(X) Hide this
    • Login
    • Join
      • Generate New Image
        By clicking 'Register' you accept the terms of use .

Building an interactive spider in Silverlight

(2 votes)
Jonathan van de Veen
>
Jonathan van de Veen
Joined Aug 27, 2009
Articles:   4
Comments:   12
More Articles
7 comments   /   posted on Feb 10, 2010
Tags:   spider , jonathan-van-de-veen
Categories:   General

This article is compatible with the latest version of Silverlight.


Introduction

In this article we’ll look at building a spider, which can load web pages and extract links. It will then allow the user to select which links it wants to retrieve, which adds more links to the list. It will look something like this:

InteractiveMiniSpider

Building it will involve using a two-way DOM Bridge to interact with JQuery and building some parsing mechanism to use on the HTML we retrieve. Finally we’ll have a short look at getting Uri objects selectable in a ListBox.

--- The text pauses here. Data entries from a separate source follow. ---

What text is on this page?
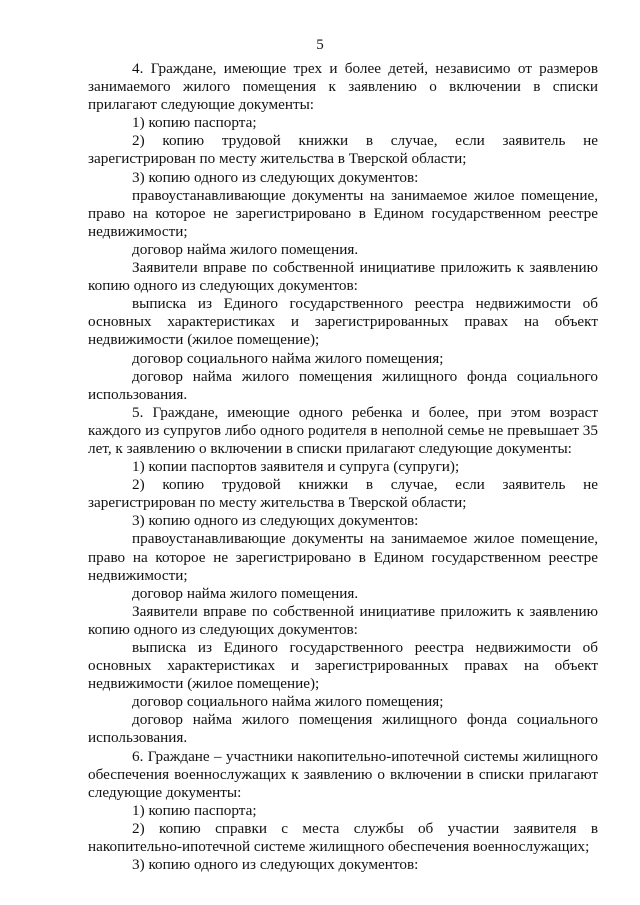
5

4. Граждане, имеющие трех и более детей, независимо от размеров занимаемого жилого помещения к заявлению о включении в списки прилагают следующие документы:

1) копию паспорта;

2) копию трудовой книжки в случае, если заявитель не зарегистрирован по месту жительства в Тверской области;

3) копию одного из следующих документов:

правоустанавливающие документы на занимаемое жилое помещение, право на которое не зарегистрировано в Едином государственном реестре недвижимости;

договор найма жилого помещения.

Заявители вправе по собственной инициативе приложить к заявлению копию одного из следующих документов:

выписка из Единого государственного реестра недвижимости об основных характеристиках и зарегистрированных правах на объект недвижимости (жилое помещение);

договор социального найма жилого помещения;

договор найма жилого помещения жилищного фонда социального использования.

5. Граждане, имеющие одного ребенка и более, при этом возраст каждого из супругов либо одного родителя в неполной семье не превышает 35 лет, к заявлению о включении в списки прилагают следующие документы:

1) копии паспортов заявителя и супруга (супруги);

2) копию трудовой книжки в случае, если заявитель не зарегистрирован по месту жительства в Тверской области;

3) копию одного из следующих документов:

правоустанавливающие документы на занимаемое жилое помещение, право на которое не зарегистрировано в Едином государственном реестре недвижимости;

договор найма жилого помещения.

Заявители вправе по собственной инициативе приложить к заявлению копию одного из следующих документов:

выписка из Единого государственного реестра недвижимости об основных характеристиках и зарегистрированных правах на объект недвижимости (жилое помещение);

договор социального найма жилого помещения;

договор найма жилого помещения жилищного фонда социального использования.

6. Граждане – участники накопительно-ипотечной системы жилищного обеспечения военнослужащих к заявлению о включении в списки прилагают следующие документы:

1) копию паспорта;

2) копию справки с места службы об участии заявителя в накопительно-ипотечной системе жилищного обеспечения военнослужащих;

3) копию одного из следующих документов:
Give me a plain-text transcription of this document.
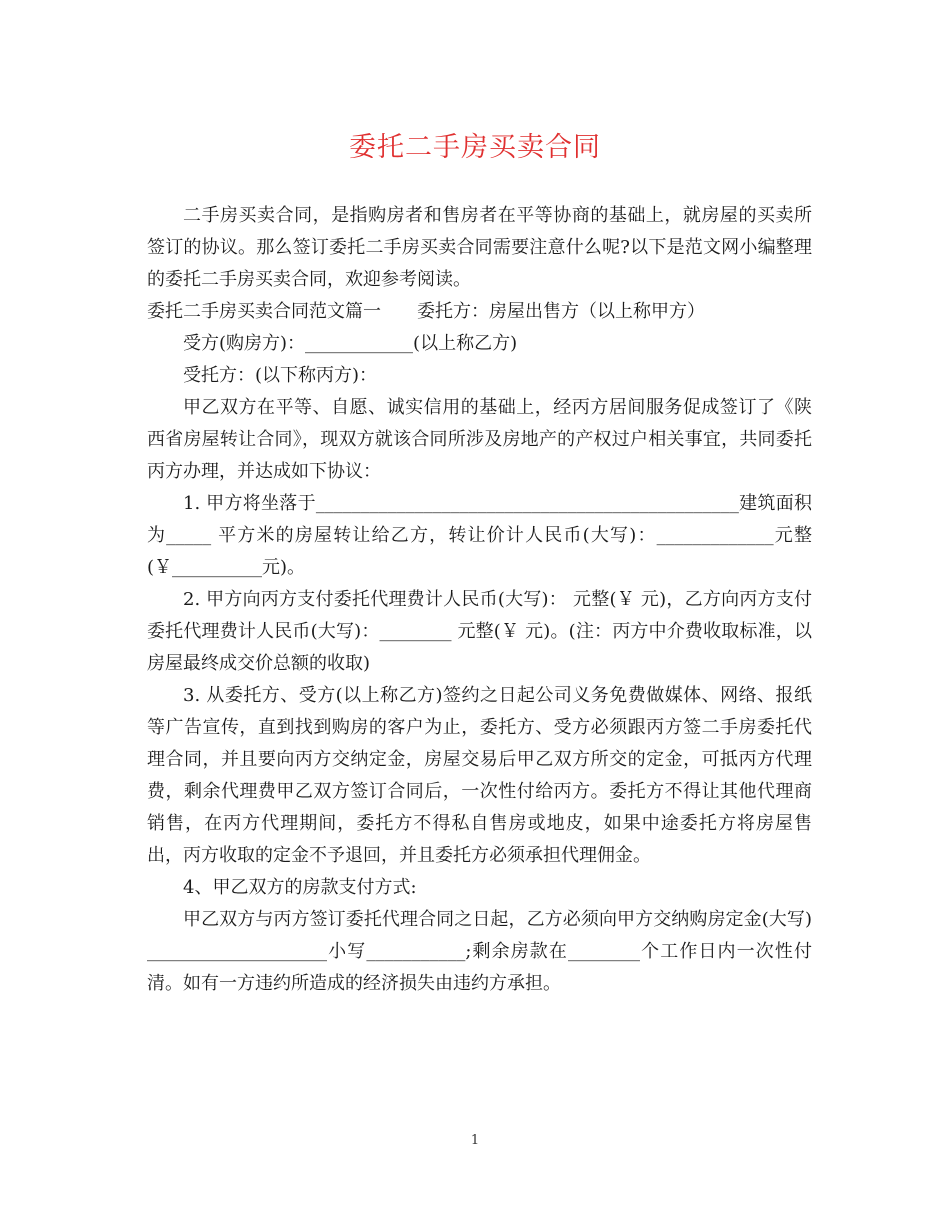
委托二手房买卖合同

二手房买卖合同，是指购房者和售房者在平等协商的基础上，就房屋的买卖所签订的协议。那么签订委托二手房买卖合同需要注意什么呢?以下是范文网小编整理的委托二手房买卖合同，欢迎参考阅读。

委托二手房买卖合同范文篇一　　委托方：房屋出售方（以上称甲方）

受方(购房方)：____________(以上称乙方)

受托方：(以下称丙方)：

甲乙双方在平等、自愿、诚实信用的基础上，经丙方居间服务促成签订了《陕西省房屋转让合同》，现双方就该合同所涉及房地产的产权过户相关事宜，共同委托丙方办理，并达成如下协议：

1. 甲方将坐落于_______________________________________________建筑面积为_____ 平方米的房屋转让给乙方，转让价计人民币(大写)：_____________元整(￥__________元)。

2. 甲方向丙方支付委托代理费计人民币(大写)： 元整(￥ 元)，乙方向丙方支付委托代理费计人民币(大写)：________ 元整(￥ 元)。(注：丙方中介费收取标准，以房屋最终成交价总额的收取)

3. 从委托方、受方(以上称乙方)签约之日起公司义务免费做媒体、网络、报纸等广告宣传，直到找到购房的客户为止，委托方、受方必须跟丙方签二手房委托代理合同，并且要向丙方交纳定金，房屋交易后甲乙双方所交的定金，可抵丙方代理费，剩余代理费甲乙双方签订合同后，一次性付给丙方。委托方不得让其他代理商销售，在丙方代理期间，委托方不得私自售房或地皮，如果中途委托方将房屋售出，丙方收取的定金不予退回，并且委托方必须承担代理佣金。

4、甲乙双方的房款支付方式:

甲乙双方与丙方签订委托代理合同之日起，乙方必须向甲方交纳购房定金(大写)____________________小写___________;剩余房款在________个工作日内一次性付清。如有一方违约所造成的经济损失由违约方承担。

1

You can download the source code for this article here.

Step 1: Getting pages from the web

The first thing I worked out was how to get paged from the web. As you may very well know, Silverlight 3 provides us with several options to communicate over the web. However, they all share common behavior when it comes to security. In other words they all respect cross-domain security. Normally this is a good thing, but when building a spider, that’s no good. You want to be able to get pages from anywhere. Two alternatives are available that allow us to get around the cross-domain policy:

  1. Build a web service which can serve as a proxy for the requests
  2. Use Javascript and the DOM bridge to leverage the browser for the requests

As I wanted to leverage the clients in loading the pages, limiting the strain on the servers bandwidth, I decided to go with the second option. To make live easier on myself, in terms of browser compatibility, I choose to use JQuery to do the requests.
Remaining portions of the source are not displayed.